Каидзима любил детей. За двадцать лет работы в школе он привык одинаково тепло заботиться о каждом ребенке. У него не было любимчиков среди мальчишек, так непохожих друг на друга.

Случалось, он прибегал к довольно суровым телесным наказаниям или повышал голос. Но за долгие годы работы в школе он научился хорошо понимать детскую душу и пользовался уважением не только учеников, но и коллег и родителей.

* * *

Дело было весной, в апреле. В конце семестра в пятом классе, который вел Каидзима, появился новый ученик: приземистый толстый мальчик с угрюмым взглядом На его неестественно большой голове и смуглом квадратном лице виднелись кое-где лишаи. Звали его Сёкити Нумакура. Наверное, его отец, ткач, перебрался сюда из Токио на недавно построенную шелкопрядильную фабрику. Неотесанный вид и грязная одежда Нумакуры свидетельствовали о том, что он из бедной семьи.

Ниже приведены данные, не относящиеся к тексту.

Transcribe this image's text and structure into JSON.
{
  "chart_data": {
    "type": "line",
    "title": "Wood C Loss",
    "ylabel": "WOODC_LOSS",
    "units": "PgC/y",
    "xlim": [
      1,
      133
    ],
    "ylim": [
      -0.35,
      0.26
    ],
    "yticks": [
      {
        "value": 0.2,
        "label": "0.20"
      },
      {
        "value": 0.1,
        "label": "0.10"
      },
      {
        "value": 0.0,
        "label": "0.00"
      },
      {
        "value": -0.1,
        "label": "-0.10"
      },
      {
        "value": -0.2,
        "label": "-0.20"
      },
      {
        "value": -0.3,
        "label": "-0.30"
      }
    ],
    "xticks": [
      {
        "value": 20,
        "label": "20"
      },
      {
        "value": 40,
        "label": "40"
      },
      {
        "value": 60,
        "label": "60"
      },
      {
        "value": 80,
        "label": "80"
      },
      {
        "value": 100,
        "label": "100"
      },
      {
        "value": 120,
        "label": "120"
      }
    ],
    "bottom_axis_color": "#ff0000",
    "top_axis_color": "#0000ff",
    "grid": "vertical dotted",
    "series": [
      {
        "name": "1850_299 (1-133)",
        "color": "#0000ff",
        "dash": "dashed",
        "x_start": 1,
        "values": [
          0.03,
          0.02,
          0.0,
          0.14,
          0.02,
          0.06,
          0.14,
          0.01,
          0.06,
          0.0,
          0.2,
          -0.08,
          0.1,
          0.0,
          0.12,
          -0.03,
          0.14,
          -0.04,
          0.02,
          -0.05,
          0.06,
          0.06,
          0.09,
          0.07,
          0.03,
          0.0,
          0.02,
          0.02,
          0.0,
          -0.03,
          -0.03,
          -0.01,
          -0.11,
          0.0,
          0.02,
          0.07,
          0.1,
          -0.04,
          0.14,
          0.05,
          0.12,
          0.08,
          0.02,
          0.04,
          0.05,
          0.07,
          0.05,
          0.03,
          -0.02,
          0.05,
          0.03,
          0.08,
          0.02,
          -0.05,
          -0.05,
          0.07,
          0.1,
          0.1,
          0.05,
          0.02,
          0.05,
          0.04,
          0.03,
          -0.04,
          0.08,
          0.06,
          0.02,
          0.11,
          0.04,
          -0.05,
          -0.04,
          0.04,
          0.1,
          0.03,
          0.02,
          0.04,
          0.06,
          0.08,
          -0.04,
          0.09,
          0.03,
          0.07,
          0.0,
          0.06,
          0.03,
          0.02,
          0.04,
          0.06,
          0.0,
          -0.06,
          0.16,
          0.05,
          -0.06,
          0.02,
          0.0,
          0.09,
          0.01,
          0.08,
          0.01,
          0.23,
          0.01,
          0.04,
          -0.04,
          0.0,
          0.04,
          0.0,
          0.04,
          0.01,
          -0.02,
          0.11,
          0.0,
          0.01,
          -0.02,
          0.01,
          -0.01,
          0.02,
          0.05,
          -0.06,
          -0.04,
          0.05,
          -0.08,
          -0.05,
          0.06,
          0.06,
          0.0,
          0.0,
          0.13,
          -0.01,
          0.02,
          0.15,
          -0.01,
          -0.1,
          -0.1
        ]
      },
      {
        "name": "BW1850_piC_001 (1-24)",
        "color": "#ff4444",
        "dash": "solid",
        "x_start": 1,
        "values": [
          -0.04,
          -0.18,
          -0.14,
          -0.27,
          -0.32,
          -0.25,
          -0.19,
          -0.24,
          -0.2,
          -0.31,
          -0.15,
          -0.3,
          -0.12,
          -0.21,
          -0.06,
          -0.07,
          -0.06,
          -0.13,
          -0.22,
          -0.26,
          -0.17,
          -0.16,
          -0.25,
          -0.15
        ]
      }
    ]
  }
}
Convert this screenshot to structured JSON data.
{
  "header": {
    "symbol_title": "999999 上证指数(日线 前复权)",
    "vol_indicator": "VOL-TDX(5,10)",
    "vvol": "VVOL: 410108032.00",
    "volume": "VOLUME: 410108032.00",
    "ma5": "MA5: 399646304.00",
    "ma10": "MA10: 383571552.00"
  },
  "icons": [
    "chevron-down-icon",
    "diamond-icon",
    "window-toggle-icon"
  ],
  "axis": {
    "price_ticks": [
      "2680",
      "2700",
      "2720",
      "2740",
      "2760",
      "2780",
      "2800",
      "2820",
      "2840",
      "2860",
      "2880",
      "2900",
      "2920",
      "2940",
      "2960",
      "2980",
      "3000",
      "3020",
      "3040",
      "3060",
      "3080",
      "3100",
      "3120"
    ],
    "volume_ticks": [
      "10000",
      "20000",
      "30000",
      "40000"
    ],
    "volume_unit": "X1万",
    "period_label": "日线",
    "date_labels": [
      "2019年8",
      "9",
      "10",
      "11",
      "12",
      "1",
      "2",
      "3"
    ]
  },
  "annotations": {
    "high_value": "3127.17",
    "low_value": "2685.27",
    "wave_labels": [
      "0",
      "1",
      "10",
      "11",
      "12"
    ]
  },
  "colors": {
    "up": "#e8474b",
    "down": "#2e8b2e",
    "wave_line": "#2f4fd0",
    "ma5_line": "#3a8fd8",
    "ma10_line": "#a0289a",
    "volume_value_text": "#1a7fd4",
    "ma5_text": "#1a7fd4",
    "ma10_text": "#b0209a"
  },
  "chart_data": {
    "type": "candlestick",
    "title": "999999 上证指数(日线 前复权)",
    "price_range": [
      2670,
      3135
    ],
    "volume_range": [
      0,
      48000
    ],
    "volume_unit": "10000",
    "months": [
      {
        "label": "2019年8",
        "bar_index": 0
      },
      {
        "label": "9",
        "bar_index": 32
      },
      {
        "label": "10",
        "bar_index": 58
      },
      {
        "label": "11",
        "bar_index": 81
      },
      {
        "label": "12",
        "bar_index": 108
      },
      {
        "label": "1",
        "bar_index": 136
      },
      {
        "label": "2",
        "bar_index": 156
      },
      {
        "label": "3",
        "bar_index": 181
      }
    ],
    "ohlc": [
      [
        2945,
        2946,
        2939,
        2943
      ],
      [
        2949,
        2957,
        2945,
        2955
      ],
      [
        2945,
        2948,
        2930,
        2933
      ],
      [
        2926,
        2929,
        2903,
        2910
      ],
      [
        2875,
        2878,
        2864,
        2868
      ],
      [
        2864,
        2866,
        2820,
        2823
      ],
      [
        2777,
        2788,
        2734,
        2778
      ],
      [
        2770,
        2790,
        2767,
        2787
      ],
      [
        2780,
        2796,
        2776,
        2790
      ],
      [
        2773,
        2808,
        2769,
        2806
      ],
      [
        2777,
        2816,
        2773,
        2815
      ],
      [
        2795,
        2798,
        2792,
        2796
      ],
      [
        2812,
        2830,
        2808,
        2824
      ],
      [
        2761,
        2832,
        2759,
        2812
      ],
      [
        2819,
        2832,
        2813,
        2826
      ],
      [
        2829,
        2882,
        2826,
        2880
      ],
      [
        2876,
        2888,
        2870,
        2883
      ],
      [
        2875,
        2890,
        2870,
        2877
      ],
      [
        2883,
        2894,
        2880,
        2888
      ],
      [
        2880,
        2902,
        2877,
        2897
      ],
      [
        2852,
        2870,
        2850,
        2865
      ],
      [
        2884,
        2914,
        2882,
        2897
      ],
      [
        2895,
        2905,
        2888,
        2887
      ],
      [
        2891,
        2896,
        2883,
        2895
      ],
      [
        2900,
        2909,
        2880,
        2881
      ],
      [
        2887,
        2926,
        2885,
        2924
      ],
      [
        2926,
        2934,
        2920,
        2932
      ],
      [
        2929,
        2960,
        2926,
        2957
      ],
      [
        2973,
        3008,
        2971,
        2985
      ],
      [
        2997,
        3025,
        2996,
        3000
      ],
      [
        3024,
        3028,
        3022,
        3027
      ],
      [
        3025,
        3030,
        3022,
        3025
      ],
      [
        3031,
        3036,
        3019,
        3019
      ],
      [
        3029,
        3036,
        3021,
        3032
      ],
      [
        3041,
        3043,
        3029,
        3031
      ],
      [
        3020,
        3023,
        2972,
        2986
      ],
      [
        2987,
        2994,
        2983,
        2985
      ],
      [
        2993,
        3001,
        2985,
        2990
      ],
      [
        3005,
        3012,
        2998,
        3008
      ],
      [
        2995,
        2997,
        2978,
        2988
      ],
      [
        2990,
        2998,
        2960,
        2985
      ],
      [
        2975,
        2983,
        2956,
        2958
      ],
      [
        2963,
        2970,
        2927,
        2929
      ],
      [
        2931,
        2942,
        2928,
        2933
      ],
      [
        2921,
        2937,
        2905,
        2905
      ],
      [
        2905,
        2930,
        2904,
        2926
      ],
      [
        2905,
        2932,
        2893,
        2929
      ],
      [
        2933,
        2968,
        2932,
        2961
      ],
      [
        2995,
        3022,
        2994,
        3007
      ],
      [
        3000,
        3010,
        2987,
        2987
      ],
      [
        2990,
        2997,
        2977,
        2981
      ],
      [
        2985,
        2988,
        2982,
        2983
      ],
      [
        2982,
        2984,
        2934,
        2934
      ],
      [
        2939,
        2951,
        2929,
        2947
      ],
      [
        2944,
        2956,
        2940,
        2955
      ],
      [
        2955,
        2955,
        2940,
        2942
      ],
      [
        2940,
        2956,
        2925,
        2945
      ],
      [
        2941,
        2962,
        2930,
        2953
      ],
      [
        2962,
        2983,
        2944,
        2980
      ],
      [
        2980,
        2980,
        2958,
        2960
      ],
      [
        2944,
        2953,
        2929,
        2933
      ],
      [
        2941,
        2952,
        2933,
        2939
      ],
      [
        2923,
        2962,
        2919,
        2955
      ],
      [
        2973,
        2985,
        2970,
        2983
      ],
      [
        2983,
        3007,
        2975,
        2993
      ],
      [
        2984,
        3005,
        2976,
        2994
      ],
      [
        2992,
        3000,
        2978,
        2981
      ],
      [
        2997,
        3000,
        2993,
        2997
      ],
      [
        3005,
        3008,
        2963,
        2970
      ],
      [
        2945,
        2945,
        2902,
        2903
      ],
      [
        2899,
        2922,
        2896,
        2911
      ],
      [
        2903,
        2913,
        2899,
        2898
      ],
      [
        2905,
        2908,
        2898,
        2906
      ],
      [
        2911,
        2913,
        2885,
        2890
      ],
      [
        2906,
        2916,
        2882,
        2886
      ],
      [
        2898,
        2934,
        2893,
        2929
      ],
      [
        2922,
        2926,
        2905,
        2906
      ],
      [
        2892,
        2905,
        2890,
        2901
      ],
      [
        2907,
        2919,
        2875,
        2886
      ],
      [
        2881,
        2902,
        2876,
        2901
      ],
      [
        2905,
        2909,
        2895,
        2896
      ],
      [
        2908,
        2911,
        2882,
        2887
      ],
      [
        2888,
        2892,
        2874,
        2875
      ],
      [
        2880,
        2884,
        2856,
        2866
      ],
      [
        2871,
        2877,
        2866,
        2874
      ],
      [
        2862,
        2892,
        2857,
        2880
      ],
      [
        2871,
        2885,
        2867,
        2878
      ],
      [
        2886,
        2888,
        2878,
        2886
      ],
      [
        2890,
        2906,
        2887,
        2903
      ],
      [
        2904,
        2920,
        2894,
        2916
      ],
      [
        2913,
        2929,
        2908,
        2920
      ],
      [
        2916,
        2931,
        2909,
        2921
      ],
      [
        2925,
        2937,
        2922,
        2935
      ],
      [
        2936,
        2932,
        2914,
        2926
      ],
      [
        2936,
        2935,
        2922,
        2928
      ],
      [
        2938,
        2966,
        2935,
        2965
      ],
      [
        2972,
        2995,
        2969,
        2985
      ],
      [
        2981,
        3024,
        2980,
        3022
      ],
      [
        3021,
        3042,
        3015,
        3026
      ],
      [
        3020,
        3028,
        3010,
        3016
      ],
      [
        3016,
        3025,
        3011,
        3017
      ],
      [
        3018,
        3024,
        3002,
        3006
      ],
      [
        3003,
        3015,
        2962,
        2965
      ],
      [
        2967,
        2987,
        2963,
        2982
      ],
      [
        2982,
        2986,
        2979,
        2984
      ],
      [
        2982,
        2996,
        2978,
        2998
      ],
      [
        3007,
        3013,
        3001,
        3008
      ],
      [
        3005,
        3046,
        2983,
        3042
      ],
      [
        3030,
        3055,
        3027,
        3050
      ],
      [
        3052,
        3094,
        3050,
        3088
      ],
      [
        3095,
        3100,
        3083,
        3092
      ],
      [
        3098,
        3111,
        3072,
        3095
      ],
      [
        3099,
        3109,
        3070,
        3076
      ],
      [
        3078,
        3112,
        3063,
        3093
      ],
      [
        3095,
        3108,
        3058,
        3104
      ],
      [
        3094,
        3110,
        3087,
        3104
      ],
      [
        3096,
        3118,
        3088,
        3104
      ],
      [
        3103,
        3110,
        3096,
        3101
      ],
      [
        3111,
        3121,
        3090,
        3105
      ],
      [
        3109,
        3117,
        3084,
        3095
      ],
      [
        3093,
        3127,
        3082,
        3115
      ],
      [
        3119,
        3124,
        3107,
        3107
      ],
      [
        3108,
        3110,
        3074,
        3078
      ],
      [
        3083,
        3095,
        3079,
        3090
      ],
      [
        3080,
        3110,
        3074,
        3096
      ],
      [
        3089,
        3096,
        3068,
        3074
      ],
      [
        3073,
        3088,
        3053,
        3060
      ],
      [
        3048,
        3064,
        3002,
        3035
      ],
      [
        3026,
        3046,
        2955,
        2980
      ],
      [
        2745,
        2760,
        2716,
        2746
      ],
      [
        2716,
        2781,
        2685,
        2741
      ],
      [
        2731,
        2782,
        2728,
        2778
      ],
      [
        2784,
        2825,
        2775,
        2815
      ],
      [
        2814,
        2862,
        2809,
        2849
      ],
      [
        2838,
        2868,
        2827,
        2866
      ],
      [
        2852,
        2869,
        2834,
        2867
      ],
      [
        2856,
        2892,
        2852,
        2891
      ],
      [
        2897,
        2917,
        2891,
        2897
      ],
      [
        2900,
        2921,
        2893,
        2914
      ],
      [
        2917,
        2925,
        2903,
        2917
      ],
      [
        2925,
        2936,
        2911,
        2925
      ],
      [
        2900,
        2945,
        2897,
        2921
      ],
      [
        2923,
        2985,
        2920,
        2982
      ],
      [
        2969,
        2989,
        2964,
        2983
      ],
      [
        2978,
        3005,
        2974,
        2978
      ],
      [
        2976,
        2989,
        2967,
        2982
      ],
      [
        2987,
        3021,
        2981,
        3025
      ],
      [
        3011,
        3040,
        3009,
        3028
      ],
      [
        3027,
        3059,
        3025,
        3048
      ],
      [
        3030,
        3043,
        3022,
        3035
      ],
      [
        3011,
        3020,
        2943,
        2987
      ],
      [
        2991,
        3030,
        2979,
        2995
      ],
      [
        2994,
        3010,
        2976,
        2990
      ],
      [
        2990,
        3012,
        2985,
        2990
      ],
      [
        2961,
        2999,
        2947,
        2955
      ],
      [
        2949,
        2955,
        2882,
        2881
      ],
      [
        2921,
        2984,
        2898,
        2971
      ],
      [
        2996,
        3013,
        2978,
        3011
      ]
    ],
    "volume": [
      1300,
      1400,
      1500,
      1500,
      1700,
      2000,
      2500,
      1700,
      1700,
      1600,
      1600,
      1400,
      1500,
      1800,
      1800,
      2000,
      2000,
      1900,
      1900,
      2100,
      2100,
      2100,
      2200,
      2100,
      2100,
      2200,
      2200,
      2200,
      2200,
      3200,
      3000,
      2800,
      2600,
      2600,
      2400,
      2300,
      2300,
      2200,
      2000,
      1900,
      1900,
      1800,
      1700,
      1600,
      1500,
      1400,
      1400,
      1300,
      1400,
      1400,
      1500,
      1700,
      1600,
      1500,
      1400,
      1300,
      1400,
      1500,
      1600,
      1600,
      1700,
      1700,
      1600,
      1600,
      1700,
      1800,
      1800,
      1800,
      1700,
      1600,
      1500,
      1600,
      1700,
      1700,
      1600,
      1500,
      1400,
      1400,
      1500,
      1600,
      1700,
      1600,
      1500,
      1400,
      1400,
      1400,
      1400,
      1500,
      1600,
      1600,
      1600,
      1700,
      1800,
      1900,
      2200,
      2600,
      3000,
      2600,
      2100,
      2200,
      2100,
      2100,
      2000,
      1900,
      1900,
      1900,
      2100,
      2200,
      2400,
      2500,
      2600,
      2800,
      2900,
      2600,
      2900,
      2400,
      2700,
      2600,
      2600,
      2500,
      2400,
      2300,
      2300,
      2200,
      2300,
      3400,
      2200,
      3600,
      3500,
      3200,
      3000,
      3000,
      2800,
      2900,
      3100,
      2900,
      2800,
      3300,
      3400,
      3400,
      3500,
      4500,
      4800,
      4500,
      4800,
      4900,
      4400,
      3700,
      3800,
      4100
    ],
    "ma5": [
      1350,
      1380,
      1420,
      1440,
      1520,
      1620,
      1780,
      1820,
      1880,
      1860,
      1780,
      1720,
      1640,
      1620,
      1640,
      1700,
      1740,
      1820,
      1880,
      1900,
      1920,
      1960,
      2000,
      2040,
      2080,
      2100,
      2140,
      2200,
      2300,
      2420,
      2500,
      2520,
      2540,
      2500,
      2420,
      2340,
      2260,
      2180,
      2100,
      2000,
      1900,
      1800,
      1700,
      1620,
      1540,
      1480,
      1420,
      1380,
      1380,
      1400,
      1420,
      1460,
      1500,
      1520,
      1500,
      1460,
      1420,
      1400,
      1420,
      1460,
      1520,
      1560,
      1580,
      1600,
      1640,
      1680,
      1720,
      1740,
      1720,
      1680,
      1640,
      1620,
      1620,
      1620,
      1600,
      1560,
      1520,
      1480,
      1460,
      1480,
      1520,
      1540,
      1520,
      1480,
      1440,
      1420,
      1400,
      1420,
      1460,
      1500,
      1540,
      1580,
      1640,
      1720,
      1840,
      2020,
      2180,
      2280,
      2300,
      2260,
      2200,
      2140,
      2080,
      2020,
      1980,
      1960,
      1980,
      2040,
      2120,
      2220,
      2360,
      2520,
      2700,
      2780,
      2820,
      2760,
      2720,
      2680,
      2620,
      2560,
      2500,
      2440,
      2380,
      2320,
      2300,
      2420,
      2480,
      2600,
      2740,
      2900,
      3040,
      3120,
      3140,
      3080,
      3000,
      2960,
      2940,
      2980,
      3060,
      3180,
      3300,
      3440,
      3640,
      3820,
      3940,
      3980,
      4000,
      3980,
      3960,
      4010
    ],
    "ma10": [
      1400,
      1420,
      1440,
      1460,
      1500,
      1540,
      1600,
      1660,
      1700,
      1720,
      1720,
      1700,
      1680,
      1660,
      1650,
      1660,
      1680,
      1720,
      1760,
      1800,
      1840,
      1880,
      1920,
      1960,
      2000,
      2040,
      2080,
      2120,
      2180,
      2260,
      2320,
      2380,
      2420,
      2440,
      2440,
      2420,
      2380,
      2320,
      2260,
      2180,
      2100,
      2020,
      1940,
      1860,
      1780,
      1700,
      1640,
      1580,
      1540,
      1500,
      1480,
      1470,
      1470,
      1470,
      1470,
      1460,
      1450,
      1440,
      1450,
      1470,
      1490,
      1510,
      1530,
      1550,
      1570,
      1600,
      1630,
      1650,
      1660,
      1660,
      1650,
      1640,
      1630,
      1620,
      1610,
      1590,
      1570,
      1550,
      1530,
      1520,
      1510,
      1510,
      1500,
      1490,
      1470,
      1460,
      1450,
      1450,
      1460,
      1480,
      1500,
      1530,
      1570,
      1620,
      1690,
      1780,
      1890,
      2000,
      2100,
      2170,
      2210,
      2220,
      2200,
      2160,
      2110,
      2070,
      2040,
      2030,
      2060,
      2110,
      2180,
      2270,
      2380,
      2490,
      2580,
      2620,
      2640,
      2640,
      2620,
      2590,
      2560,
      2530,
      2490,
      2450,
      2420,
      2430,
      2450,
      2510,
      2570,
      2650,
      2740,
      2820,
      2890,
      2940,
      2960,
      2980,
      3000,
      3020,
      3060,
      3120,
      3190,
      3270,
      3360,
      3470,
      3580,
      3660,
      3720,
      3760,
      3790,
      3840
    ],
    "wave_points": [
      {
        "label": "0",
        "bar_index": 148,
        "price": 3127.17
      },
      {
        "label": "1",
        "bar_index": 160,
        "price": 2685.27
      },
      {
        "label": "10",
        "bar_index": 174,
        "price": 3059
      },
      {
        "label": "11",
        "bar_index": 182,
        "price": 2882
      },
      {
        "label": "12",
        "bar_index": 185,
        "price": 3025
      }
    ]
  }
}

На первый взгляд Каидзиме показалось, что мальчик туповат и дурно воспитан. Но после короткого экзамена неожиданно выяснилось, что тот обладает неплохими способностями, хотя молчалив, замкнут и угрюм.

Как-то раз на перемене Каидзима находился на спортплощадке, наблюдая за увлеченно игравшими детьми. Он давно убедился: на спортплощадке возможности и характер детей раскрываются гораздо полнее, чем в классе.

Ученики, разбившись на две “армии”, играли в войну. Не было бы ничего удивительного, если бы силы противников были равны. Но первая армия состояла из сорока, а вторая — всего из десяти человек.

Полководцем первой армии был уже упомянутый сын аптекаря, Нисимура. Оседлав двух ребят, исполнявших роль коня, он беспрерывно выкрикивал команды своему войску.

Полководцем второй армии, к удивлению Каидзимы, оказался новичок — Сёкити Нумакура. Сидя верхом на “коне” и грозно сверкая глазами, он тоже громко — куда девалась его молчаливость! — командовал своим малочисленным войском, совершавшим стремительный бросок в глубь огромной армии противника.

Интересно, когда же это Нумакура успел завоевать такую популярность? Ведь не прошло и десяти дней, как он появился в классе.

По-детски простодушно увлеченный ходом сражения, Каидзима стал еще внимательнее следить за игрой.

Внезапно маленькая группа Нумакуры в какой-то момент обратила в бегство многочисленную армию противника, и та, смешав ряды, бежала врассыпную. Казалось, бойцы Нисимуры больше всего боялись самого Нумакуру. Они бились довольно храбро, но стоило Нумакуре повернуть своего “коня” в их сторону, как они убегали, не приняв боя. В конце концов, не выдержав грозного взгляда Нумакуры, сдался в плен даже сам главнокомандующий Нисимура.